A good columnist and a prostitute both need extensive circulation bases. So in order to boost readership and further close the gap between intercourse and writing, numerous college papers have started running sex columns. Examples of titles range from "Sex on Tuesdays" to the "Sexpert Tells All."
Always one to keep up with literary trends, I decided to drum up a sex column of my own. But, unfortunately, there aren't that many common sexual events at Penn to address. We all date different people in their own scenes with different rituals.
You have everything from the Greek date parties to the downtown gay bar scene to the late night scrabble match over mac and cheese.

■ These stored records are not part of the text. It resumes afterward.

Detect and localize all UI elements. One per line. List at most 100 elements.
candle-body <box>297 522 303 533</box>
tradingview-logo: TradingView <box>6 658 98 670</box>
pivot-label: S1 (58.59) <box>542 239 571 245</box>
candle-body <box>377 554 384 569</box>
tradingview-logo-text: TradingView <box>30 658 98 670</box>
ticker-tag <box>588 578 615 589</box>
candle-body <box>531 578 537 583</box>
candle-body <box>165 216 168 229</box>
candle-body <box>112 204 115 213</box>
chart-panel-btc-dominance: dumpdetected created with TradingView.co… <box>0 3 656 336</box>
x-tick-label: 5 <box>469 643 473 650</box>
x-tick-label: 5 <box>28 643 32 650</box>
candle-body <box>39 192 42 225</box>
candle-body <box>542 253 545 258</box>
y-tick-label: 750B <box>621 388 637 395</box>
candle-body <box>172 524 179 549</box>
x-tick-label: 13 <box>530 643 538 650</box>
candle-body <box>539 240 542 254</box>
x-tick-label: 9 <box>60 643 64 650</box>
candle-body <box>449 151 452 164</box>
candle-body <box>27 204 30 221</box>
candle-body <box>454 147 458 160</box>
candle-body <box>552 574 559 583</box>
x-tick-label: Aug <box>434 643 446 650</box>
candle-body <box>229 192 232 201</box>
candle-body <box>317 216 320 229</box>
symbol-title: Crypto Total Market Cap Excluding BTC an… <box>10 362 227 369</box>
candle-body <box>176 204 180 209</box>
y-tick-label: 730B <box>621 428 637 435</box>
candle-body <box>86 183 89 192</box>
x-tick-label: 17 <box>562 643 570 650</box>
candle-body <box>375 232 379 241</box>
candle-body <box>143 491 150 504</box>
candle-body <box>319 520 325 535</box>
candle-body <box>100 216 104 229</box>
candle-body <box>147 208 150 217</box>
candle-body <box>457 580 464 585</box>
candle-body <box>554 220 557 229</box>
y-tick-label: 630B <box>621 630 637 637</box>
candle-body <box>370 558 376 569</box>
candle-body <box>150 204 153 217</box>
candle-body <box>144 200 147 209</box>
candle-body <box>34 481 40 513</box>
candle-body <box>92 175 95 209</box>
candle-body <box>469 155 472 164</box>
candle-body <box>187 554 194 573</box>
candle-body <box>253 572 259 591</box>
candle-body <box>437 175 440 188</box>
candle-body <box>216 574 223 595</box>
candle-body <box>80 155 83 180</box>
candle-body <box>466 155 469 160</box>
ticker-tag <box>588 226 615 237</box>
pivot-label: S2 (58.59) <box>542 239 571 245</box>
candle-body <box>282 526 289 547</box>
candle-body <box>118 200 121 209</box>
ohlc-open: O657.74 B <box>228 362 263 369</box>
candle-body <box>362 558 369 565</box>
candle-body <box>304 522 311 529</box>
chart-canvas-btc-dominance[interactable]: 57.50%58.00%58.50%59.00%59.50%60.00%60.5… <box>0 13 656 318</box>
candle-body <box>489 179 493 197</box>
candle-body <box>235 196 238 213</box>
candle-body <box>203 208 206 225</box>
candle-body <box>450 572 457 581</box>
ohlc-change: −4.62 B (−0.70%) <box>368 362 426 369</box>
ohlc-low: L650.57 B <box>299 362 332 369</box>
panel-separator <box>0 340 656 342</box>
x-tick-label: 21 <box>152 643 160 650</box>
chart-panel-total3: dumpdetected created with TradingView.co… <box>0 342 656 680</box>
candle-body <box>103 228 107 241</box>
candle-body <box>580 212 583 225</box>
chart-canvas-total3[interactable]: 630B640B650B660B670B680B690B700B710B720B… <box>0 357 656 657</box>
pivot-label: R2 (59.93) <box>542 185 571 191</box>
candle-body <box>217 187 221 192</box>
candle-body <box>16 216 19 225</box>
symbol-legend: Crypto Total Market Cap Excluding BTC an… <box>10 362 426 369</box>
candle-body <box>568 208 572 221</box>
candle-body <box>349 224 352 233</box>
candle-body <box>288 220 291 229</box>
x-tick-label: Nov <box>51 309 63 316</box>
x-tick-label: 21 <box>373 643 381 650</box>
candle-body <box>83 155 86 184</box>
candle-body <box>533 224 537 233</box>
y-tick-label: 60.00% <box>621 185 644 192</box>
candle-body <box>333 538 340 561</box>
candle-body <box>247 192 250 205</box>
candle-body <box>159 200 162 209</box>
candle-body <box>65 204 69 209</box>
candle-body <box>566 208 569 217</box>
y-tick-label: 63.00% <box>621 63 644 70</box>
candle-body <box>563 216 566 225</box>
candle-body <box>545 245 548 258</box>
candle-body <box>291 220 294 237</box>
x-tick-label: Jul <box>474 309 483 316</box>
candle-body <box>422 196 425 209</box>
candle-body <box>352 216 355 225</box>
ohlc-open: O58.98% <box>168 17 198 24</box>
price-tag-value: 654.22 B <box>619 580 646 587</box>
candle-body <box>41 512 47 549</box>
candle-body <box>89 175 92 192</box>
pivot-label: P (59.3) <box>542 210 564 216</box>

In fact, a friend of mine recently mentioned that "dirty hippie season" was over -- I never even knew it existed. When I asked her to explain, she joked that when it gets cold, not only do the Frisbee games and smoking sessions disappear from College Green, the kids also just stop leaving their houses all together. It seems like it would make a great anthropological study.
But the goals that seem to exist for everyone are the elusive graduation deadlines. That's right, you know what I'm talking about.
It's why they sell condoms in the Van Pelt Library bathrooms. And it's why we wince when little kids climb on the button.
For those of you still in the dark, the tradition may have started when Spy magazine published a list of the best places to have sex on college campuses. Penn's own Van Pelt and button statue made the cut. It turns out they're favorites for exhibitionist undergraduates who want to blow off some stress during midterms.
Curious as to whether the rumors were actual goals or just fictitious anecdotes, I conducted a completely insignificant survey. The sample pool was not randomly selected or especially large, but to my surprise, several of my friends have already had sex in the library. My well-documented and soon to be archived interviews went something like this:
"You hook up in the library before?"
"Oh, hell yeah."
"Where?"
"In those collapsible shelves."
"Gross!"
Another friend managed to have sex on the second floor of Houston Hall. I think it would have been much more symbolic if it had somehow involved a crepe and a picture of Ben Franklin, but I guess we all have to settle for reality sometimes.
In case you're concerned that there is a particularly perverse atmosphere on Penn's campus, please realize that we're not alone. One of my all-time favorite publications -- Esquire -- reported that out of 1,000 college students surveyed, 10 percent committed "lewd acts" in the library.
Articles have cited the athenaeum antics of students at George Washington, New York and Brown universities. Even Yale's Porn and Chicken club planned to create the cinematographic masterpiece, The StaXXX.
Though it seems to just be an overload of hormones and a lack of supervision, perhaps there's a deeper meaning to all of this. After all, while the library holds the most coveted sex spot, it is also one of the intellectual centers of our university.
Maybe Penn students subconsciously aim to spend their most intimate moments surrounded by all the remnants of past academic heroes -- a sort of modern tribute. That, or they just want to bring the most anti-intellectual event into the library and stick it to the rest of us nerds.
Whatever the motivation behind such exhibitionism, it makes me want to wash my hands after touching anything in Van Pelt.
I'd recommend you do the same.
Julia Gottlieb is a senior English and Music major from Lancaster, Pa.